SQL Server 2008 equivalent for FETCH OFFSET with WHERE clause - sql

I have a program with which my users can look up all the data traffic that happend the last 7 days. I use a stored procedure to get me that data - 250 records at a time (the user can page through that). The problem was, that the users get a lot of timeouts when they wanted to see that data.
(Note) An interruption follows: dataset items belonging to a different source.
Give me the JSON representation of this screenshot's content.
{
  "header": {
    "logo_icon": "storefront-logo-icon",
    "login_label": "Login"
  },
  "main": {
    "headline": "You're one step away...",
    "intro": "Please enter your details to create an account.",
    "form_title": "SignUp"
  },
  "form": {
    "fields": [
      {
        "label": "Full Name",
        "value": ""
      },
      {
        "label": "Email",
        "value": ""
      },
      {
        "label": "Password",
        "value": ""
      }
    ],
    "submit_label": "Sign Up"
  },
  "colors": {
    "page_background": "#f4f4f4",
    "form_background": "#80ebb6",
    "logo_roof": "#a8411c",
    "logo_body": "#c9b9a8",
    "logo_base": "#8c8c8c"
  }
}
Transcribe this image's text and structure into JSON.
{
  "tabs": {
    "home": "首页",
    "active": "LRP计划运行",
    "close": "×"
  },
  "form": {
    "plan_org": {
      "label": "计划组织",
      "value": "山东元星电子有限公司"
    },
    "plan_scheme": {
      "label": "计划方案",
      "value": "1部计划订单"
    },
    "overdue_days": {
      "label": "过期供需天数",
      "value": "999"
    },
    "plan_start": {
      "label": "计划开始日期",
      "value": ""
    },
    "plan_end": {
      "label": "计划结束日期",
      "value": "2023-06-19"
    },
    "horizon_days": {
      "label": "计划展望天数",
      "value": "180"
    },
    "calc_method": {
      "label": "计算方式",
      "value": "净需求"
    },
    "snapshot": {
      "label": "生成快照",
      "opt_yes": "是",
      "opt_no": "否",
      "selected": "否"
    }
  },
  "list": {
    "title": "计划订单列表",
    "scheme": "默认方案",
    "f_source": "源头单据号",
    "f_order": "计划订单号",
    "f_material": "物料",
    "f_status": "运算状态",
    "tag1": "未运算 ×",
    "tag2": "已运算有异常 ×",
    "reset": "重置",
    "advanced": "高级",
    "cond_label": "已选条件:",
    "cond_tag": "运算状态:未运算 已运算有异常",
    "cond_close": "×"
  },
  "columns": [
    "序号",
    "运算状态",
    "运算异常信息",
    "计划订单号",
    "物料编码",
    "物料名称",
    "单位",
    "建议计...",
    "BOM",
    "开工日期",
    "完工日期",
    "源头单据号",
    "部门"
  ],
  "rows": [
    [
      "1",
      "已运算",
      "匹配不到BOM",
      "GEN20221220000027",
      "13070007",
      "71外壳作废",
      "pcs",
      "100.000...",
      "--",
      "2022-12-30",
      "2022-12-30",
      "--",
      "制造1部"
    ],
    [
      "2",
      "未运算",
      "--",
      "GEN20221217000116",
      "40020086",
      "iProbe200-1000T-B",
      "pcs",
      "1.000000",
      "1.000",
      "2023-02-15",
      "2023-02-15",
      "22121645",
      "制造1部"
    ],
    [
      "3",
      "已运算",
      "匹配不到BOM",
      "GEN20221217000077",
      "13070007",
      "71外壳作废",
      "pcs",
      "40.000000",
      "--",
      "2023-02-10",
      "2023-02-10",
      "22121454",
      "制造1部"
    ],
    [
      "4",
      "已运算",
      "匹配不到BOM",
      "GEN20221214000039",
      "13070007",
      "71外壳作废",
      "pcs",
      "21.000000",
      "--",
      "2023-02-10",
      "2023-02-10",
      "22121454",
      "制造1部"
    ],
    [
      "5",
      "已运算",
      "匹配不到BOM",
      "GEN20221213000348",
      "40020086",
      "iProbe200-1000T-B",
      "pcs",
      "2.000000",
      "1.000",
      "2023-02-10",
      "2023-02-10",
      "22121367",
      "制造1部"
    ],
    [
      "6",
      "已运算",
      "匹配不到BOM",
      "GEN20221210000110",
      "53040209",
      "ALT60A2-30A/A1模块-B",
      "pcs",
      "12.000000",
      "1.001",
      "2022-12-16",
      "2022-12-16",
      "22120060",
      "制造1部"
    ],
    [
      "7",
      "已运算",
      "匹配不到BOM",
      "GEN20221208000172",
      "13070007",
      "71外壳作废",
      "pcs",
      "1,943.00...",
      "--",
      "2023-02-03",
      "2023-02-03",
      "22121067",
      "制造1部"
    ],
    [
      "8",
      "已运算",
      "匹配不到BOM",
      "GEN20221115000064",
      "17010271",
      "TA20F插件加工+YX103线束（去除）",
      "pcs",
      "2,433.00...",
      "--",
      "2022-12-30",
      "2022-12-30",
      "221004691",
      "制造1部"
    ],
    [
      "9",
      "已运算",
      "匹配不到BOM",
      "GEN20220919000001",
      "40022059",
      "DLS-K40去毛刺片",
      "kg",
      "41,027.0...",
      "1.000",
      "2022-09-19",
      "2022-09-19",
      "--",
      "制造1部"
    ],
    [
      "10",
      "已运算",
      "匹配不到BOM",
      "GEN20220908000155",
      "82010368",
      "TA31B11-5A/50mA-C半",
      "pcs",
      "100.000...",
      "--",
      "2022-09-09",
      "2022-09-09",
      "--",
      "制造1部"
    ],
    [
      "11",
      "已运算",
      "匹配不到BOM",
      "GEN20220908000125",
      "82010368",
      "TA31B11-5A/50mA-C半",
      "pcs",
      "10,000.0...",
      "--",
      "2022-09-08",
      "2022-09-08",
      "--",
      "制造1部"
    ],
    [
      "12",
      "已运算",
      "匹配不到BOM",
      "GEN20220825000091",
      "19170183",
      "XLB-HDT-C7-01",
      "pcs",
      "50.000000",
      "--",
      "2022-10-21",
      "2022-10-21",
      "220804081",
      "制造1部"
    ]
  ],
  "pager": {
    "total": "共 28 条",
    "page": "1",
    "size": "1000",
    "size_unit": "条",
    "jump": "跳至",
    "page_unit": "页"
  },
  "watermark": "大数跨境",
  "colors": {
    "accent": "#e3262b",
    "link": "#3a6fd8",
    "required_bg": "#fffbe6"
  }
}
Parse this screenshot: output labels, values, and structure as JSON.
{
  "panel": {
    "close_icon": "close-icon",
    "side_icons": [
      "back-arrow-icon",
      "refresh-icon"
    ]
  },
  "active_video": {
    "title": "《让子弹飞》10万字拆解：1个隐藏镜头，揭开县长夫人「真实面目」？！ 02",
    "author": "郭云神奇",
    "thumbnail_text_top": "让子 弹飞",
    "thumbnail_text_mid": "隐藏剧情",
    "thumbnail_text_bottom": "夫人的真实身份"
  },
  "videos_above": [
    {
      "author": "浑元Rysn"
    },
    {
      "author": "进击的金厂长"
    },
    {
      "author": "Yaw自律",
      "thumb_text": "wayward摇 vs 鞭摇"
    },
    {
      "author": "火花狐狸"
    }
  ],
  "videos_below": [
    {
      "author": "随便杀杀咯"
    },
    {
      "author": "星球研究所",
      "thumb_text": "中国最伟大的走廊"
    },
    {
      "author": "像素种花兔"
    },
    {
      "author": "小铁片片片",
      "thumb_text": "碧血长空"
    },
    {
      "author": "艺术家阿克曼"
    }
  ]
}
Here is the stored procedure before I tried to optimize ist.
#MaxRecCount INT,
#PageOffset INT,
#IncludeData BIT
SELECT [Client], [Schema], [Version], [Records], [Fetched], [Receipted], [ProvidedAt], [FetchedAt], [ReceiptedAt],[PacketIds], [Record] FROM (
SELECT TOP(#MaxRecCount) MAX(bai_ExportPendingArchive.[UserName]) AS Client,
MAX(bai_ExportPendingArchive.Category) AS [Schema],
MAX(bai_ExportPendingArchive.ContractVersion) AS [Version],
COUNT(*) AS [Records],
SUM (CASE WHEN bai_ExportPendingAckArchive.ExportPendingId IS NULL THEN 0 ELSE 1 END) as [Fetched],
SUM (CASE WHEN bai_ExportPendingAckArchive.Receipted IS NULL THEN 0 ELSE 1 END) as [Receipted],
MAX(bai_ExportArchive.Inserted) AS [ProvidedAt],
MAX(CASE WHEN bai_ExportPendingAckArchive.ExportPendingId IS NULL THEN NULL ELSE bai_ExportPendingAckArchive.Inserted END) AS [FetchedAt],
MAX(CASE WHEN bai_ExportPendingAckArchive.Receipted IS NULL THEN NULL ELSE bai_ExportPendingAckArchive.Receipted END) AS [ReceiptedAt],
bai_ExportArchive.PacketIds AS [PacketIds],
NULL AS [Record],
ROW_NUMBER() Over (Order By MAX(bai_ExportArchive.Inserted) desc) as [RowNumber]
FROM bai_ExportArchive
INNER JOIN bai_ExportPendingArchive ON bai_ExportArchive.Id = bai_ExportPendingArchive.ExportId
LEFT OUTER JOIN bai_ExportPendingAckArchive ON bai_ExportPendingAckArchive.ExportPendingId = bai_ExportPendingArchive.Id
GROUP BY bai_ExportPendingArchive.[UserName], bai_ExportArchive.PacketIds, bai_ExportPendingArchive.Category
) AS InnerTable WHERE RowNumber > (#PageOffset * #MaxRecCount) and RowNumber <= (#PageOffset * #MaxRecCount + #MaxRecCount)
ORDER BY RowNumber
#MaxRecCount, #PageOffset and #IncludeData are parameter which came from my C#-method.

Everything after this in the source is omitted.